Tai McIsaac
- Born: Tai McIsaac 19 March 1975 (age 50) Brisbane, Queensland, Australia
- Height: 178 cm (5 ft 10 in)
- Weight: 112 kg (17 st 9 lb)

Rugby union career
- Position: Hooker

Senior career
- Years: Team / Apps / (Points)
- 2000–05: Gold Coast Breakers
- 2007: Perth Spirit
- 2006–09: Wests-Subiaco

Super Rugby
- Years: Team / Apps / (Points)
- 2003–05: Queensland Reds / 16 / (0)
- 2006–09: Western Force / 51 / (5)

International career
- Years: Team / Apps / (Points)
- 2006: Australia / 8 / (0)
- 2003: Australia A

Coaching career
- Years: Team
- 2015: Perth Spirit
- 2011–14: Toyota Shokki

= Tai McIsaac =

Tai McIsaac (born 19 March 1975, in Brisbane) is an Australian rugby union football coach, and a former professional player. He is currently the head coach of the Perth Spirit team in Australia's National Rugby Championship. McIsaac played as a hooker for the Western Force and Queensland Reds in the Super Rugby competition before retiring from playing in 2009.

==Career==
Prior to rugby, McIsaac had been a National League water polo player and represented Australian water polo in the under-21 team. Although he eventually specialised as a hooker, McIsaac started out in rugby at the age of 23, playing as a prop. He began his rugby career at Bond Pirates in the Gold Coast District Rugby Union, later moving on to the Gold Coast Breakers in Queensland Premier Rugby. McIsaac's first professional contract was with the Queensland Reds in the Super 12 competition. He made his Super 12 debut in 2003 in a match against New Zealand team, the Crusaders. Also that year, McIsaac toured Japan with Australia A.

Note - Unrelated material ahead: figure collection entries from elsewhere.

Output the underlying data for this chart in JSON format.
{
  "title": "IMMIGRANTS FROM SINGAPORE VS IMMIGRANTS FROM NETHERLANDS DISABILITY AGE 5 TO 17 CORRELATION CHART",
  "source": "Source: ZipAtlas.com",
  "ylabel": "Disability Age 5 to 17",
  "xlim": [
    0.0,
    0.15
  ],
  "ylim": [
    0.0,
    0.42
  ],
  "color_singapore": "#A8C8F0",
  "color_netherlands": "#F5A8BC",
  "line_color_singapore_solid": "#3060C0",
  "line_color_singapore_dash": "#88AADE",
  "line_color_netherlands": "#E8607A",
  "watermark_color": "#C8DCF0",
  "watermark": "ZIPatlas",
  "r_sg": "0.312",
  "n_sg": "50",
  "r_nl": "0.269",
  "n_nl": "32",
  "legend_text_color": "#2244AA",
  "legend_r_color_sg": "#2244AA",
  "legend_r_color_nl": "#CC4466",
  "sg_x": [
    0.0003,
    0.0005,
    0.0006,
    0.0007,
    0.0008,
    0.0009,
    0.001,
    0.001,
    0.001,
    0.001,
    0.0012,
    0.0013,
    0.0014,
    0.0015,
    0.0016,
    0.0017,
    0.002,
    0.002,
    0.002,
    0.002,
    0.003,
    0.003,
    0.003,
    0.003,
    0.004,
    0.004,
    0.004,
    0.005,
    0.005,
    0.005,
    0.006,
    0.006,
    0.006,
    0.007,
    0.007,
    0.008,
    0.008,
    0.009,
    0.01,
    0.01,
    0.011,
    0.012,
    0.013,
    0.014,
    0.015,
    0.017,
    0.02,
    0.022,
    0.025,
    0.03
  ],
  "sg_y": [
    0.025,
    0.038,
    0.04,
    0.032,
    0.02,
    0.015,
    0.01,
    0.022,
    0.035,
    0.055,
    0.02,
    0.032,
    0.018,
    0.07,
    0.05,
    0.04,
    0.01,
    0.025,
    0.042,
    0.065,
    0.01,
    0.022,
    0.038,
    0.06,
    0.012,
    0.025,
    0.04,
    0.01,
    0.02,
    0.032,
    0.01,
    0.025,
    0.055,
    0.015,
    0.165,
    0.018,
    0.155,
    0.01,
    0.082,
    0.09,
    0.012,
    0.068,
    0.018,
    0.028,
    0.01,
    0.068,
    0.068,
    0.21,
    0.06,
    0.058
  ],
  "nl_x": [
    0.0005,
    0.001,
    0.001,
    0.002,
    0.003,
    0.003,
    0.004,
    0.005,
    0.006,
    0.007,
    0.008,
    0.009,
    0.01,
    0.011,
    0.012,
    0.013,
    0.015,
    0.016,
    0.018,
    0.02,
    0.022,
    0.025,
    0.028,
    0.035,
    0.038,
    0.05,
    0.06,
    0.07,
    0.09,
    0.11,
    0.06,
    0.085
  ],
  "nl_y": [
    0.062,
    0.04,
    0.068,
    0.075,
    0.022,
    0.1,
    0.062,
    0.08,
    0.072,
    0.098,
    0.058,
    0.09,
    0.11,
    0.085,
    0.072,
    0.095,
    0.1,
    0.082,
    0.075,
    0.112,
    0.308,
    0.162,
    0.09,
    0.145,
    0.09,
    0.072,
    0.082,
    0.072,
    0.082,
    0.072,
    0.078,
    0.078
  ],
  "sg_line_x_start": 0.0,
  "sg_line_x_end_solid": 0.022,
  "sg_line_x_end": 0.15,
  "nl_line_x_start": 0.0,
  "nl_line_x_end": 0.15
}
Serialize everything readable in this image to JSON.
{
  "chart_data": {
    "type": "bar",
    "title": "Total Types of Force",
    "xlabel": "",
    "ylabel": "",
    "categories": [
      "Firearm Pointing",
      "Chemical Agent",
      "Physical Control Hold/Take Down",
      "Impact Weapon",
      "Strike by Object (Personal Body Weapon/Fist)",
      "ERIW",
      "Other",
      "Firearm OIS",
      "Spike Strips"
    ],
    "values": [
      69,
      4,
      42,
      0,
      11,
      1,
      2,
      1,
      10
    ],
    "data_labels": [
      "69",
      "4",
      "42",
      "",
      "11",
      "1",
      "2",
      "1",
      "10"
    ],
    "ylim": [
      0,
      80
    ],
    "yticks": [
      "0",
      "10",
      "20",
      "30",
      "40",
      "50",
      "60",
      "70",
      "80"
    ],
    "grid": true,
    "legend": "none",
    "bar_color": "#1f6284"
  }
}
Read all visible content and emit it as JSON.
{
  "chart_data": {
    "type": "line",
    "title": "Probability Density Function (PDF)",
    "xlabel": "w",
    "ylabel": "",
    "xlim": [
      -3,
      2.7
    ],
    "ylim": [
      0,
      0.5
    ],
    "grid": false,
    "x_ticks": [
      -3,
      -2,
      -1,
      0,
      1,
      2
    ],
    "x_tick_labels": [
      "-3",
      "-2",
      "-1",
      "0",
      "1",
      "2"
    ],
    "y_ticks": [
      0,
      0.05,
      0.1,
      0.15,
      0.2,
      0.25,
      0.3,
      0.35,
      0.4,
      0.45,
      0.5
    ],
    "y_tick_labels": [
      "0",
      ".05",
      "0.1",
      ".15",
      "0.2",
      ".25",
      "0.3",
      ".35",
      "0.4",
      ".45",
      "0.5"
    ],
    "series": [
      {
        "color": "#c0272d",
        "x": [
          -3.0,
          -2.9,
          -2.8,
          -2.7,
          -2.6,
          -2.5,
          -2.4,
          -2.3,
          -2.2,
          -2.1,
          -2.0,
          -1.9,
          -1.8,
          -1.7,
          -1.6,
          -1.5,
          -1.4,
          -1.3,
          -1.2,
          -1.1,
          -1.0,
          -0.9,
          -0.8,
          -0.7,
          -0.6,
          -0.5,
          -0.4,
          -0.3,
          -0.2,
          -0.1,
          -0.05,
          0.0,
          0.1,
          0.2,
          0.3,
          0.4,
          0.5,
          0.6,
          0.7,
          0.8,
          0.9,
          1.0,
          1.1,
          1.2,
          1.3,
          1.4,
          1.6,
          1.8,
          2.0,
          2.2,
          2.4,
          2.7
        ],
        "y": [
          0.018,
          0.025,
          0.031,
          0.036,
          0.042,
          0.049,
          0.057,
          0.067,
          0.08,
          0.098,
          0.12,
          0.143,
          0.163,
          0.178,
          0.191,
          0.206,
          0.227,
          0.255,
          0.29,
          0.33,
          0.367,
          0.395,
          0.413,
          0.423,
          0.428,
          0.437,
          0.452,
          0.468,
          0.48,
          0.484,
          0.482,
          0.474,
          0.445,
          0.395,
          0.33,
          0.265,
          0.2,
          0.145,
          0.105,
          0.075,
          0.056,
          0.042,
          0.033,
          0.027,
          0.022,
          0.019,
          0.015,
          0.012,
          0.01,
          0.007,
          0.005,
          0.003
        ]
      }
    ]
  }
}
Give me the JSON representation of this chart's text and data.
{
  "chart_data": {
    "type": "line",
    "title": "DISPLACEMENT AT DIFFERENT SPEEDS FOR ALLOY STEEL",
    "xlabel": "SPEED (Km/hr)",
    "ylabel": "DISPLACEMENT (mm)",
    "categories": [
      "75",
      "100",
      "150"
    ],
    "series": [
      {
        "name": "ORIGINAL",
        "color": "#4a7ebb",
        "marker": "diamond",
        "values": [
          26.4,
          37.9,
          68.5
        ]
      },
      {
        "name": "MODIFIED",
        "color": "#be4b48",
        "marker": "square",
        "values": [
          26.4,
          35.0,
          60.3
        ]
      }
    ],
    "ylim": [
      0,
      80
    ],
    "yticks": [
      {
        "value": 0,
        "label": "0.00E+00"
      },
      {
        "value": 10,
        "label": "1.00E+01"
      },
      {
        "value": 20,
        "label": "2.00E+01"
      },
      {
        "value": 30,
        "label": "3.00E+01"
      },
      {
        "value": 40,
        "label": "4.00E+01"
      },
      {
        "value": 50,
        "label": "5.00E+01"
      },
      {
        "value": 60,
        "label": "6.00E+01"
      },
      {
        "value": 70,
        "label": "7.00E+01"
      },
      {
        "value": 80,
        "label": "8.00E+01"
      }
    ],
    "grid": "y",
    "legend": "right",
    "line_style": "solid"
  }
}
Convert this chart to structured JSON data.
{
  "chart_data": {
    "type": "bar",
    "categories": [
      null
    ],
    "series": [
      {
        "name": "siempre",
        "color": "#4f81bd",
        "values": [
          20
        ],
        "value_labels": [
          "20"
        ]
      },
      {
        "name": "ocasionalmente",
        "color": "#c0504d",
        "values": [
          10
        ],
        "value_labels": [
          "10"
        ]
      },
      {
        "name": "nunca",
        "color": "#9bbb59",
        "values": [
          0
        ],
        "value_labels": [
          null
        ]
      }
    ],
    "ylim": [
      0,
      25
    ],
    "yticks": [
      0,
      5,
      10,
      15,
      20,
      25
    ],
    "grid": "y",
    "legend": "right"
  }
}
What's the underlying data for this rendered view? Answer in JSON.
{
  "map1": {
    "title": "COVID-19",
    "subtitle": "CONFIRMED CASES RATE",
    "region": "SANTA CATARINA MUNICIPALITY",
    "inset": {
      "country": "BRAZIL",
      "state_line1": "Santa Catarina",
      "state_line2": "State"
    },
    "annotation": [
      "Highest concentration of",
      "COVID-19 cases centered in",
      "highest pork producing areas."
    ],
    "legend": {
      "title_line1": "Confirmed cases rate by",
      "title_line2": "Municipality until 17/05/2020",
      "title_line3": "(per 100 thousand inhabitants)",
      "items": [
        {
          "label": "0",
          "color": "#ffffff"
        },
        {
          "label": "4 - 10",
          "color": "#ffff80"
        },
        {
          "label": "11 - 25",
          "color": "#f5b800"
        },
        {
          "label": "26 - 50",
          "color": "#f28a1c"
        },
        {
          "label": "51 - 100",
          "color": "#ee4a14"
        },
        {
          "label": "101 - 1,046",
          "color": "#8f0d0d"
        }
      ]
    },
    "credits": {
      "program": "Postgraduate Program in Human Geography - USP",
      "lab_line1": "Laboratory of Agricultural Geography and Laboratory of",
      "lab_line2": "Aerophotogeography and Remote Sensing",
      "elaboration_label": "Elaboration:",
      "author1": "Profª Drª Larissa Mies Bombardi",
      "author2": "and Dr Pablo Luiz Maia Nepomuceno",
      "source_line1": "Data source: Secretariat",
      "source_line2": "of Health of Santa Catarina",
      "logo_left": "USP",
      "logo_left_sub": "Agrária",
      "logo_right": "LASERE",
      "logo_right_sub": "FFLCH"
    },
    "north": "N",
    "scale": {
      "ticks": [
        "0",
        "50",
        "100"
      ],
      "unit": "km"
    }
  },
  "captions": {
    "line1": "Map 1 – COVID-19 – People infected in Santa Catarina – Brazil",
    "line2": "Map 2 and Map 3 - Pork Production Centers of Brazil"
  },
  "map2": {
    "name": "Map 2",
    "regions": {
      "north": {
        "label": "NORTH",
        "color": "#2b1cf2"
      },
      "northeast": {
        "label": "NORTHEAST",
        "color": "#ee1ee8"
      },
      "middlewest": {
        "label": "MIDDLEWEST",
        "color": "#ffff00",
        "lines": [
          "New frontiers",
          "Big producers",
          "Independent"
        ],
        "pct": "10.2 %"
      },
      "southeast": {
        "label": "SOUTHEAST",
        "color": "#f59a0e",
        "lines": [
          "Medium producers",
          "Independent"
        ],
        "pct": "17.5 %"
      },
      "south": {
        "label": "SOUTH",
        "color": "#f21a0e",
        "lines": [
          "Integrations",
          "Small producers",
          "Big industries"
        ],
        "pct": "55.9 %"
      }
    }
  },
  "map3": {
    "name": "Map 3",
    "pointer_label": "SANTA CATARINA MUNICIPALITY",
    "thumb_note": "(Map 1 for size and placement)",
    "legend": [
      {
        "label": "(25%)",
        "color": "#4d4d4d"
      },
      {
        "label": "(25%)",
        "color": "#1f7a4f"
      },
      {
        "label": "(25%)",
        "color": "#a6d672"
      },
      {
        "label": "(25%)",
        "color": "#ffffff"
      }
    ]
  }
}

In 2005, he signed with the Western Force for their inaugural season in 2006. McIsaac made his debut for the Wallabies against England in 2006, and went on to claim 8 Test caps in that season. After four seasons at the Force, he retired from playing rugby in 2009.

McIsaac began his coaching career with Honda Heat in Japan for the 2009–10 season. McIsaac was head coach of the Toyota Industries Shuttles for several seasons until 2013–14. He then returned to Australia to take up an assistant coaching position at the Western Force in 2015. He was also appointed head coach of the Perth Spirit for the 2015 season of the National Rugby Championship.

He currently teaches at The Southport School (TSS) on the Gold Coast and coaches their First 15 team.